Sergueï s’assit sur la chaise derrière le comptoir. Son masque ne permettait aucune expression. Il était figé dans un seul mouvement, celui d’une bouche qui s’ouvrait pour donner l’illusion que la poupée parlait vraiment. Ce masque ressemblait en tout point au visage de l’homme.
— Pourquoi l’appeler maître jusque chez toi ? Ne peux-tu pas l’appeler par son Nom ou son prénom, quand tu me parles de lui ?
— Souvent il m’a demandé de l’appeler Séverin, comme tout le monde le fait, mais je n’y arrive pas.

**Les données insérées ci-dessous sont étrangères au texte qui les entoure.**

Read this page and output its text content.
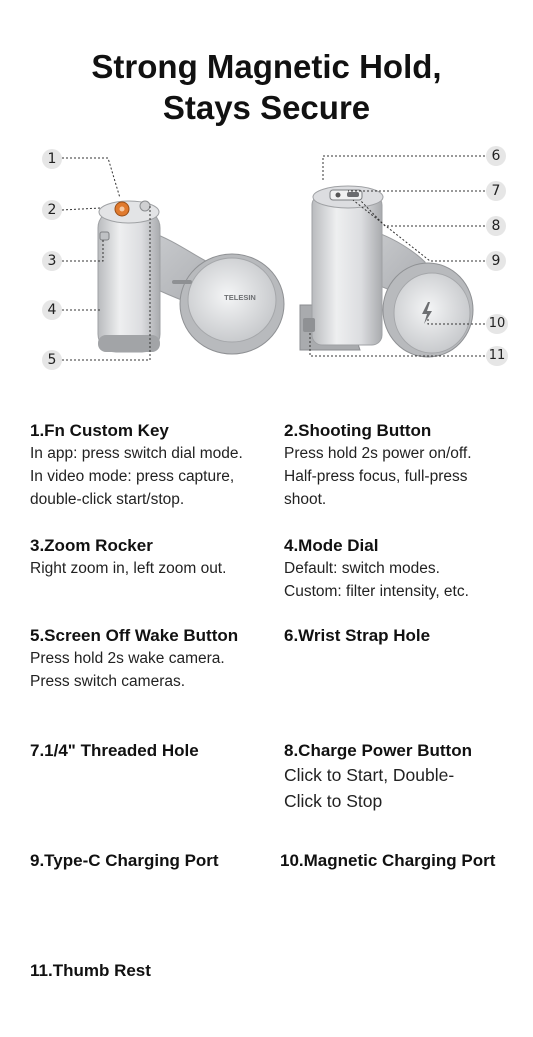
Strong Magnetic Hold,
Stays Secure
TELESIN
1
2
3
4
5
6
7
8
9
10
11
1.Fn Custom Key
In app: press switch dial mode.
In video mode: press capture,
double-click start/stop.
2.Shooting Button
Press hold 2s power on/off.
Half-press focus, full-press
shoot.
3.Zoom Rocker
Right zoom in, left zoom out.
4.Mode Dial
Default: switch modes.
Custom: filter intensity, etc.
5.Screen Off Wake Button
Press hold 2s wake camera.
Press switch cameras.
6.Wrist Strap Hole
7.1/4" Threaded Hole	8.Charge Power Button
Click to Start, Double-
Click to Stop
9.Type-C Charging Port	10.Magnetic Charging Port
11.Thumb Rest
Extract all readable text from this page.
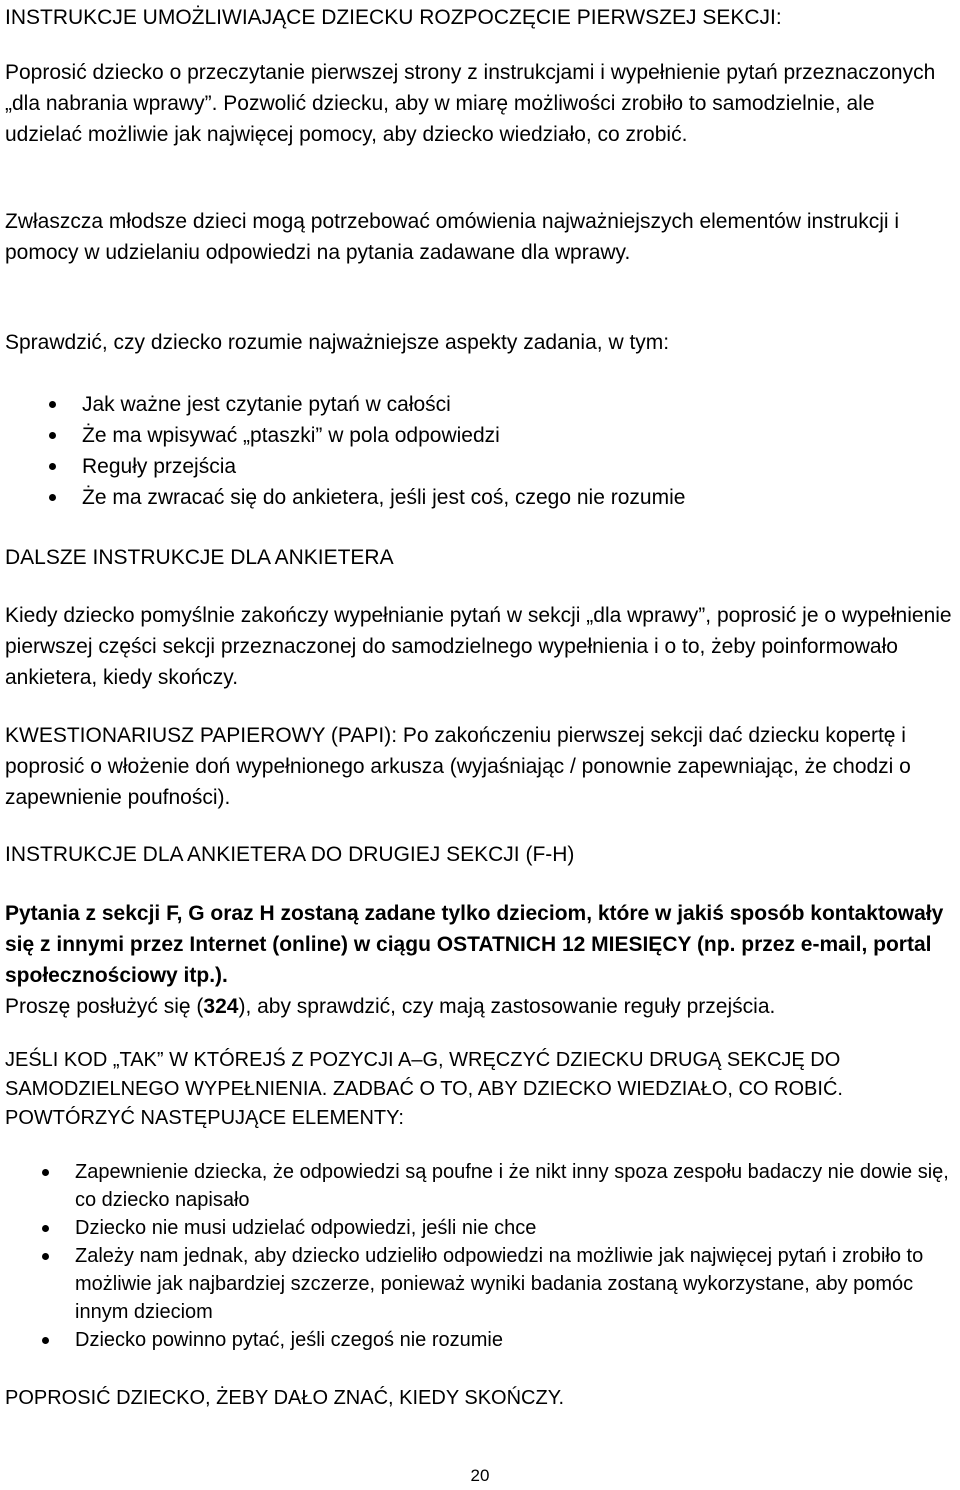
INSTRUKCJE UMOŻLIWIAJĄCE DZIECKU ROZPOCZĘCIE PIERWSZEJ SEKCJI:

Poprosić dziecko o przeczytanie pierwszej strony z instrukcjami i wypełnienie pytań przeznaczonych „dla nabrania wprawy”. Pozwolić dziecku, aby w miarę możliwości zrobiło to samodzielnie, ale udzielać możliwie jak najwięcej pomocy, aby dziecko wiedziało, co zrobić.

Zwłaszcza młodsze dzieci mogą potrzebować omówienia najważniejszych elementów instrukcji i pomocy w udzielaniu odpowiedzi na pytania zadawane dla wprawy.

Sprawdzić, czy dziecko rozumie najważniejsze aspekty zadania, w tym:

Jak ważne jest czytanie pytań w całości
Że ma wpisywać „ptaszki” w pola odpowiedzi
Reguły przejścia
Że ma zwracać się do ankietera, jeśli jest coś, czego nie rozumie

DALSZE INSTRUKCJE DLA ANKIETERA

Kiedy dziecko pomyślnie zakończy wypełnianie pytań w sekcji „dla wprawy”, poprosić je o wypełnienie pierwszej części sekcji przeznaczonej do samodzielnego wypełnienia i o to, żeby poinformowało ankietera, kiedy skończy.

KWESTIONARIUSZ PAPIEROWY (PAPI): Po zakończeniu pierwszej sekcji dać dziecku kopertę i poprosić o włożenie doń wypełnionego arkusza (wyjaśniając / ponownie zapewniając, że chodzi o zapewnienie poufności).

INSTRUKCJE DLA ANKIETERA DO DRUGIEJ SEKCJI (F-H)

Pytania z sekcji F, G oraz H zostaną zadane tylko dzieciom, które w jakiś sposób kontaktowały się z innymi przez Internet (online) w ciągu OSTATNICH 12 MIESIĘCY (np. przez e-mail, portal społecznościowy itp.).
Proszę posłużyć się (324), aby sprawdzić, czy mają zastosowanie reguły przejścia.

JEŚLI KOD „TAK” W KTÓREJŚ Z POZYCJI A–G, WRĘCZYĆ DZIECKU DRUGĄ SEKCJĘ DO SAMODZIELNEGO WYPEŁNIENIA. ZADBAĆ O TO, ABY DZIECKO WIEDZIAŁO, CO ROBIĆ. POWTÓRZYĆ NASTĘPUJĄCE ELEMENTY:

Zapewnienie dziecka, że odpowiedzi są poufne i że nikt inny spoza zespołu badaczy nie dowie się, co dziecko napisało
Dziecko nie musi udzielać odpowiedzi, jeśli nie chce
Zależy nam jednak, aby dziecko udzieliło odpowiedzi na możliwie jak najwięcej pytań i zrobiło to możliwie jak najbardziej szczerze, ponieważ wyniki badania zostaną wykorzystane, aby pomóc innym dzieciom
Dziecko powinno pytać, jeśli czegoś nie rozumie

POPROSIĆ DZIECKO, ŻEBY DAŁO ZNAĆ, KIEDY SKOŃCZY.

20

— Pourquoi ? Tu n’es pas son esclave, pour le nommer Maître. Parce qu’en t’entendant le dire, je n’ai pas la sensation que tu souligne sa profession, ai-je tort ?
Sergueï prit en coupe son visage. La perruque qui coulait sur ses épaules, était brune, alors que lui était si blond.
— Parle-moi de toi, Lalia. Dis-moi ce qui a rendu ton visage si fermé ?
— Comment ? Tu ne sais pas.
— Je ne suis pas devin.
— Tu es resté une semaine à l’intérieure de moi. N’as-tu fouiné ?
— Fouiné ? Je crois que tu n’as pas bien conscience de qui tu es. Ton pouvoir me permet d’obtenir un corps, il est vrai, mais tu le temps que j’ai été en toi, je n’ai vu que des portes fermées et des couloirs suffisamment sombres pour vouloir les explorer. Je ne t’ai pas possédé et c’est tout la mon incapacité à savoir qui tu es.
— Vraiment ?
Alors, c’est ça un hôte. Rien de plus. On voit des âmes errantes, on leur propose notre corps pour une durée déterminées et ensuite on leur trouve un corps en bonne état avec une âme au bord de la fin.
— Je ne comprends pas l’intérêt d’avoir un pouvoir comme le mien.
Je cru entendre un rire s’échapper des lèvres figées de la poupée. Les sons qu’elle produisait n’étaient en rien rassurant.
— Les sorciers d’Hongoria arrivent à leur fin. Regarde, même toi, sorcière, tu es de ces gens qui envoient valser au loin la magie. Bientôt la magie partira de ses terres. Je me voie volontiers déserté Eurobia et partir ailleurs.
— Ailleurs ? Où donc ? Les îles sauvages dont personne ne revient jamais, les terres de souffre où on devient complétement fou ou les terres de glace. Des températures impossibles et des animaux gigantesques.
— C’est une vérité que je n’oublie pas. Mais tu change de sujets. Qui t’as rendu ainsi ?
Je haussais les épaules.
— La malchance.
— Mais encore ? Je te jure de ne pas tuer, si tu ne m’en donne pas la permission. J’ai déjà quelques cibles.
— En si peu de temps ?
— Sais-tu combien la nuit, parle mieux que le jour ?
— Je le sais.
Il voulait me délier la langue. Soit pour m’apaiser, soit pour ajouter des noms sur sa prochaines listes.
Quelque part, j’aurais aimé pouvoir vomir tous ces jours qui ont précédé la mort de mon cher grand-père. Un homme bien. Un homme sage.